Simulated PolSAR images of experiment E14 (smaller RMS height of small-scale surface).
The scattering component percentage is given in Table VIII. In experiment E13, since the ground is more flat, the dihedral corner reflector is much easier to form between the target and the ground. Therefore, the proportion of the double bounce scattering of the target in experiment E13 increases to 44.43% compared with experiment E1. Besides, the texture of the HV channel in experiment E13 becomes more complicated, since the fluctuation of the small-scale surface is sparser than that in experiment E1. The same scattering mechanism is observed in experiment E14. The small-scale surface in experiment E14 is gentler than that in experiment E1 and thus the volume scattering is weaker. The proportion of the double bounce scattering on the body of target increases to 43.59%, which show similar scattering mechanism with that in experiment E13.

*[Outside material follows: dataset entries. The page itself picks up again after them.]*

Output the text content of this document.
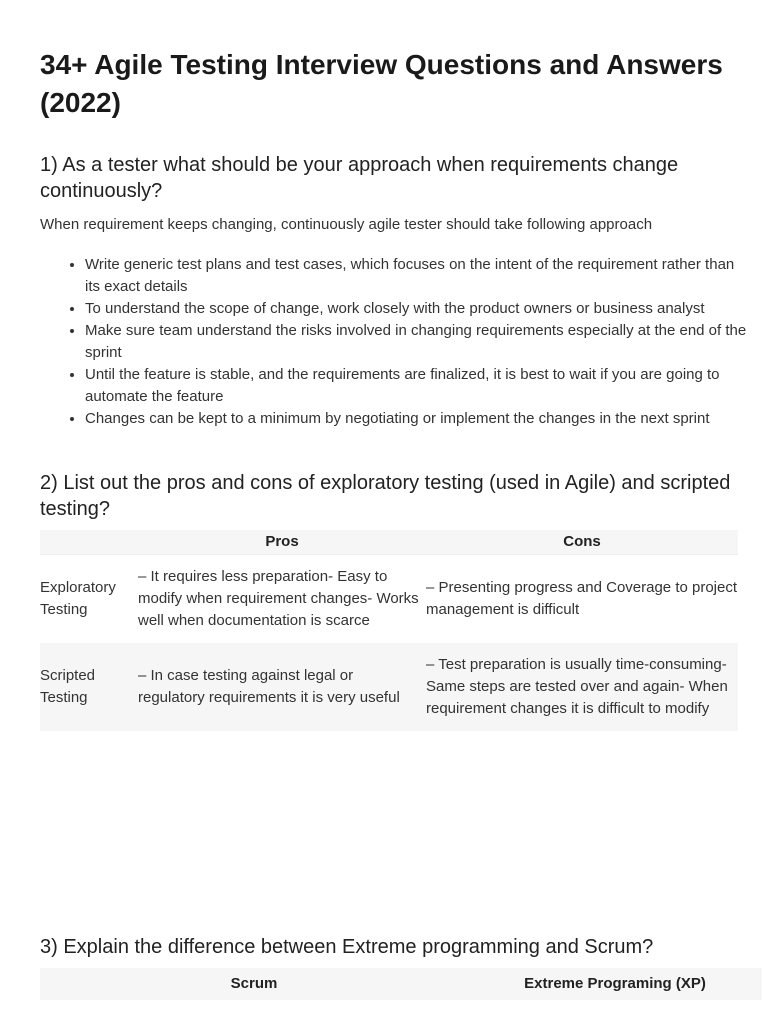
34+ Agile Testing Interview Questions and Answers (2022)
1) As a tester what should be your approach when requirements change continuously?

When requirement keeps changing, continuously agile tester should take following approach

• Write generic test plans and test cases, which focuses on the intent of the requirement rather than its exact details
• To understand the scope of change, work closely with the product owners or business analyst
• Make sure team understand the risks involved in changing requirements especially at the end of the sprint
• Until the feature is stable, and the requirements are finalized, it is best to wait if you are going to automate the feature
• Changes can be kept to a minimum by negotiating or implement the changes in the next sprint
2) List out the pros and cons of exploratory testing (used in Agile) and scripted testing?
	Pros	Cons
Exploratory Testing	– It requires less preparation- Easy to modify when requirement changes- Works well when documentation is scarce	– Presenting progress and Coverage to project management is difficult
Scripted Testing	– In case testing against legal or regulatory requirements it is very useful	– Test preparation is usually time-consuming- Same steps are tested over and again- When requirement changes it is difficult to modify
3) Explain the difference between Extreme programming and Scrum?
Scrum	Extreme Programing (XP)
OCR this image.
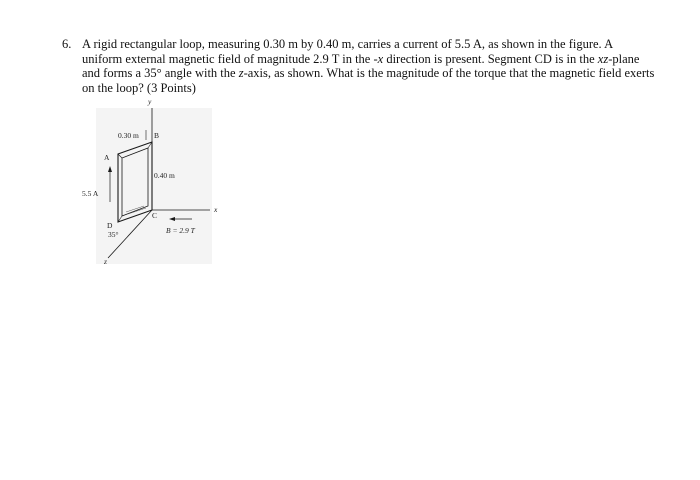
6. A rigid rectangular loop, measuring 0.30 m by 0.40 m, carries a current of 5.5 A, as shown in the figure. A
uniform external magnetic field of magnitude 2.9 T in the -x direction is present. Segment CD is in the xz-plane
and forms a 35° angle with the z-axis, as shown. What is the magnitude of the torque that the magnetic field exerts
on the loop? (3 Points)
y
x
z
0.30 m B
0.40 m
A
C
D
35°
5.5 A
B = 2.9 T
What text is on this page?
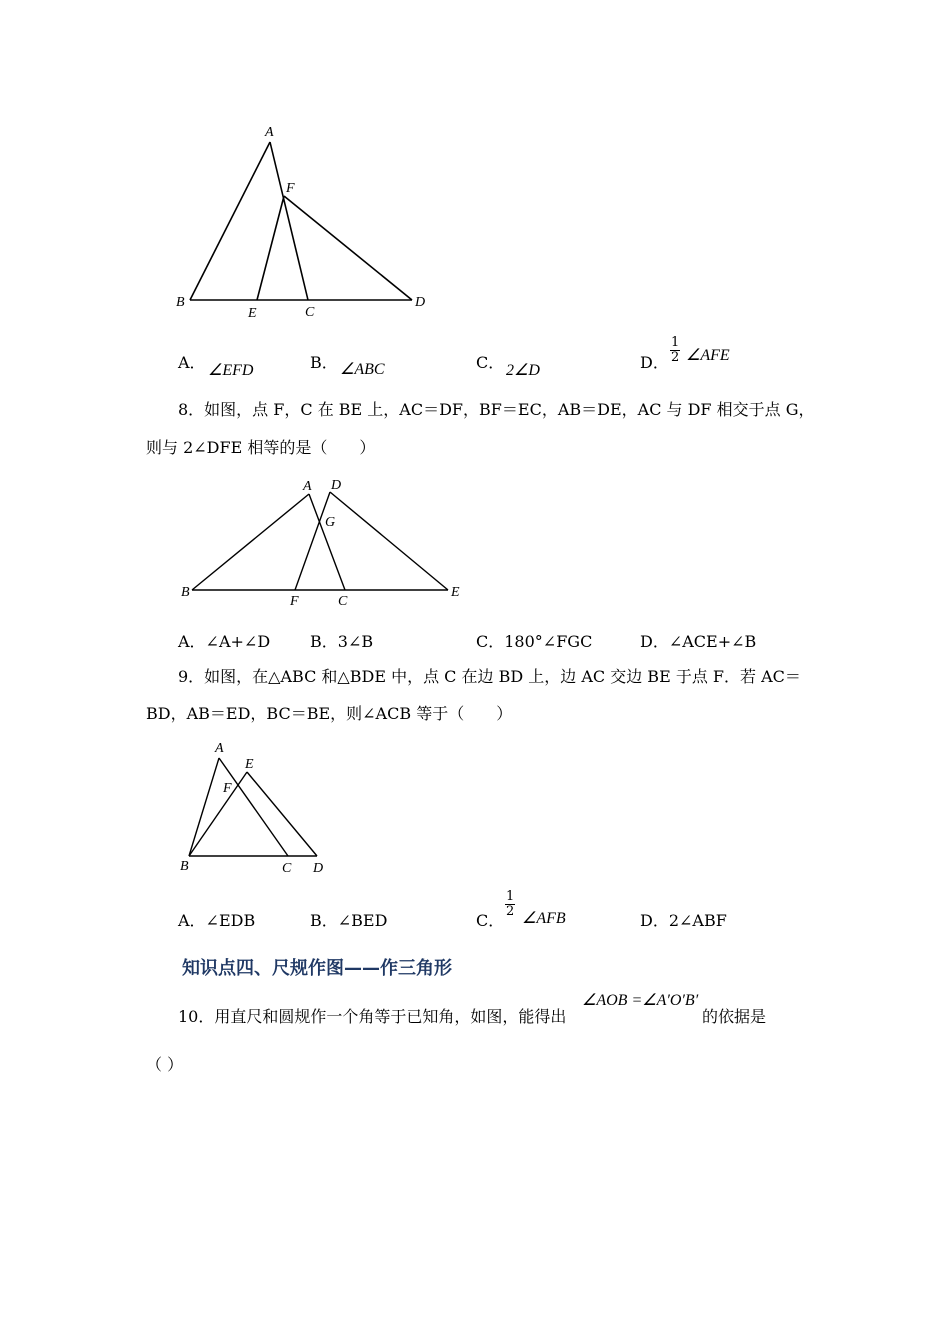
A
F
B
E	C
D
A． ∠EFD	B． ∠ABC	C． 2∠D	D． $\frac{1}{2}$ ∠AFE
8．如图，点 F，C 在 BE 上，AC＝DF，BF＝EC，AB＝DE，AC 与 DF 相交于点 G，
则与 2∠DFE 相等的是（　　）
A D
G
B
F	C
E
A．∠A+∠D B．3∠B	C．180°∠FGC	D．∠ACE+∠B
9．如图，在△ABC 和△BDE 中，点 C 在边 BD 上，边 AC 交边 BE 于点 F．若 AC＝
BD，AB＝ED，BC＝BE，则∠ACB 等于（　　）
A
E
F
B	C D
A．∠EDB	B．∠BED	C．
$\frac{1}{2}$
∠AFB	D．2∠ABF
知识点四、尺规作图——作三角形
10．用直尺和圆规作一个角等于已知角，如图，能得出
∠AOB =∠A′O′B′
的依据是
（ ）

E. Computational Efficiency
In this section, the simulation time and computational burden of some experiments are presented to analyze the calculation efficiency.

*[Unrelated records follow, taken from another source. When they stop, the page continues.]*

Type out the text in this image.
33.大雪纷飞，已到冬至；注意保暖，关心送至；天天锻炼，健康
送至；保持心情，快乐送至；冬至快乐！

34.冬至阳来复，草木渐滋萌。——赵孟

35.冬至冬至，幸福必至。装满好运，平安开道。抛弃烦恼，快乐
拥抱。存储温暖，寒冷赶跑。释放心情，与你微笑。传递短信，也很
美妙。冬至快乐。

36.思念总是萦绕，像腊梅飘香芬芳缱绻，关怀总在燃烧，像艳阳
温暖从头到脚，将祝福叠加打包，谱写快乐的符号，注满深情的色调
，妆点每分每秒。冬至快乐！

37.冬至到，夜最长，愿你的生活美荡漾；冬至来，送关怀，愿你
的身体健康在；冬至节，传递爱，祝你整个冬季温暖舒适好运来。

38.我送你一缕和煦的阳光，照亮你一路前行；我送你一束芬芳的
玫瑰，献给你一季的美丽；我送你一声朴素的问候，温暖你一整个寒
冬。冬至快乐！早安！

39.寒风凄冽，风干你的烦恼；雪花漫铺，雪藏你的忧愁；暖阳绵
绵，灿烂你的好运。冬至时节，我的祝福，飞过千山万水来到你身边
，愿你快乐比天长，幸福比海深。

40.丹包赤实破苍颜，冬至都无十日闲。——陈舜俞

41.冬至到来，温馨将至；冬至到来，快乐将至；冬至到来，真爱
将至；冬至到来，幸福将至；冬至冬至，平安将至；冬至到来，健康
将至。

In our experiments, all the programs are written in C++ by Microsoft Visual Studio 2017. However, the recurrent high-complexity operations, such as FFTs and IFFTs, impose a huge computational burden. Therefore, CPU parallelization based on Microsoft Message Passing Interface (MS-MPI) [39] and GPU parallelization based on NVIDIA Compute Unified Device Architecture (CUDA) [40] are both used to improve the operation efficiency. MS-MPI is an implementation of parallel programming for CPU developed by Microsoft and CUDA is a framework for GPU parallelization presented by NVIDIA.

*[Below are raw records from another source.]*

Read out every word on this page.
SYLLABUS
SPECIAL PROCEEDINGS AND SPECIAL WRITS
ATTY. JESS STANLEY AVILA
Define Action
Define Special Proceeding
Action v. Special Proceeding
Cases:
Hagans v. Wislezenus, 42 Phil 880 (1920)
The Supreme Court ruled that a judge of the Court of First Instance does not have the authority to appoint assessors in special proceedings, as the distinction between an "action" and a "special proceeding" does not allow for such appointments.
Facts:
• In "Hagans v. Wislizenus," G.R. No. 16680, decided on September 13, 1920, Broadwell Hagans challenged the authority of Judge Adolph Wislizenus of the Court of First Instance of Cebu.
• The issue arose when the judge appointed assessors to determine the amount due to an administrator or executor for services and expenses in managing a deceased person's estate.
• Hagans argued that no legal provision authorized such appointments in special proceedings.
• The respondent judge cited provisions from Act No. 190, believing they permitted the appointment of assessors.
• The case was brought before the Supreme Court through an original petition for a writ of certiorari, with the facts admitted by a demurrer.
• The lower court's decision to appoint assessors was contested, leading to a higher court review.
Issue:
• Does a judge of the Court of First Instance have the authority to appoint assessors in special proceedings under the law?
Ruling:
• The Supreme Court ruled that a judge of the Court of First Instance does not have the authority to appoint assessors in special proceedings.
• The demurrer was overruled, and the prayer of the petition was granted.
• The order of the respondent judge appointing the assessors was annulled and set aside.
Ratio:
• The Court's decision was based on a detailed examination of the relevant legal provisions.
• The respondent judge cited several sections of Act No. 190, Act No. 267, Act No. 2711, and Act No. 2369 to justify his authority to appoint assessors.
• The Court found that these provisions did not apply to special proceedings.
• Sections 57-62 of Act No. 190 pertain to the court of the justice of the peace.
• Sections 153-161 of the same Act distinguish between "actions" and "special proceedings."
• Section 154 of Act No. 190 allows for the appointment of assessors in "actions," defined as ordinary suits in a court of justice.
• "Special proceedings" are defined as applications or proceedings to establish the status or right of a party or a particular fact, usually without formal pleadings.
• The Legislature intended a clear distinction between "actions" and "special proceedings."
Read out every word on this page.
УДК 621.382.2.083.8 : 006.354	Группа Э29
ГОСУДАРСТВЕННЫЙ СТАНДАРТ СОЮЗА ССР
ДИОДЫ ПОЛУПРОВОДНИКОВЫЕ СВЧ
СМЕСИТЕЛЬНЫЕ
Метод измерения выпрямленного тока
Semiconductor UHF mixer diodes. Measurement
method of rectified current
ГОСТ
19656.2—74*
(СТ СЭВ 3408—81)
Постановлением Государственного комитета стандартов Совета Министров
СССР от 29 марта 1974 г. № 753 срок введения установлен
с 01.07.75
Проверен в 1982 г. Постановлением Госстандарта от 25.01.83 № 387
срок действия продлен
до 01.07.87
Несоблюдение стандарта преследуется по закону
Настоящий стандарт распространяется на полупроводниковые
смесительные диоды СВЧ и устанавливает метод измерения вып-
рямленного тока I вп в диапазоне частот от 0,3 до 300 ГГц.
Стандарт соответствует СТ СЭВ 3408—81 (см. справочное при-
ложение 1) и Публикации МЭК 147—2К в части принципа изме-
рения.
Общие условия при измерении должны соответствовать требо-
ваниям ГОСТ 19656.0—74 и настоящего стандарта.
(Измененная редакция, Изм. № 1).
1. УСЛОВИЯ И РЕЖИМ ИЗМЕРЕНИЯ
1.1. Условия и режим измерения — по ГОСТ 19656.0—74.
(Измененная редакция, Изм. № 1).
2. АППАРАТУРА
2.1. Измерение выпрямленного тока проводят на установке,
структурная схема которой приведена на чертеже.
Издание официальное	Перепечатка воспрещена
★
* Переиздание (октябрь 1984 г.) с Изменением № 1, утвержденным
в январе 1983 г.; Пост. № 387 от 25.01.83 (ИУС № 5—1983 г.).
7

The computational efficiency of considered implementations is tested with a system, whose configuration and programming model are given in Table IX.
Take the scenario of experiment E1 in Section III-D for example, the computation burden and efficiency are discussed. The calculation time of each pulse in each polarization channel is about 1.63 s, which is acceptable. However, in order to acquire the simulated images according to the PolSAR imaging procedure, thousands of pulses with four polarization modes need to be calculated. Therefore, the execution time of the serial implementation is up to 46.92 h. By applying CPU+GPU collaborative computing, the execution time is reduced to 3.44 h with the memory footprint of 3.27 GB. In our future work, the computational efficiency will be further improved by calculating the scattered field of each facet in parallel.
Conclusion
In this article, an efficient simulation framework of PolSAR images is presented to analyze the scattering mechanism of man-made target in PolSAR images under various conditions. Ray tracing based on GO/PO/KA hybrid method is used to perform the EM scattering calculation and generate the simulated PolSAR images. The method is validated by comparing the simulated image with the measured MiniSAR data. A simulation scenario including a T-72 tank and a double-scale random surface is built to investigate the scattering mechanism of the tank as well. Several simulation experiments are performed under various observation conditions, radar parameters and terrains. Based on the simulation results, scattering mechanism of the tank under different situations is analyzed by Freeman decomposition. Scattering component percentages of the target are also presented, from which the differences of the scattering properties under different conditions are analyzed both in qualitative and quantitative ways. Simulation and scattering mechanism analysis method can be used to analyze the polarimetric scattering mechanism of any actual target under various observation conditions in a quantitative way. Based on this, feature extraction methods for specific targets can be designed, which is valuable for the target detection and recognition.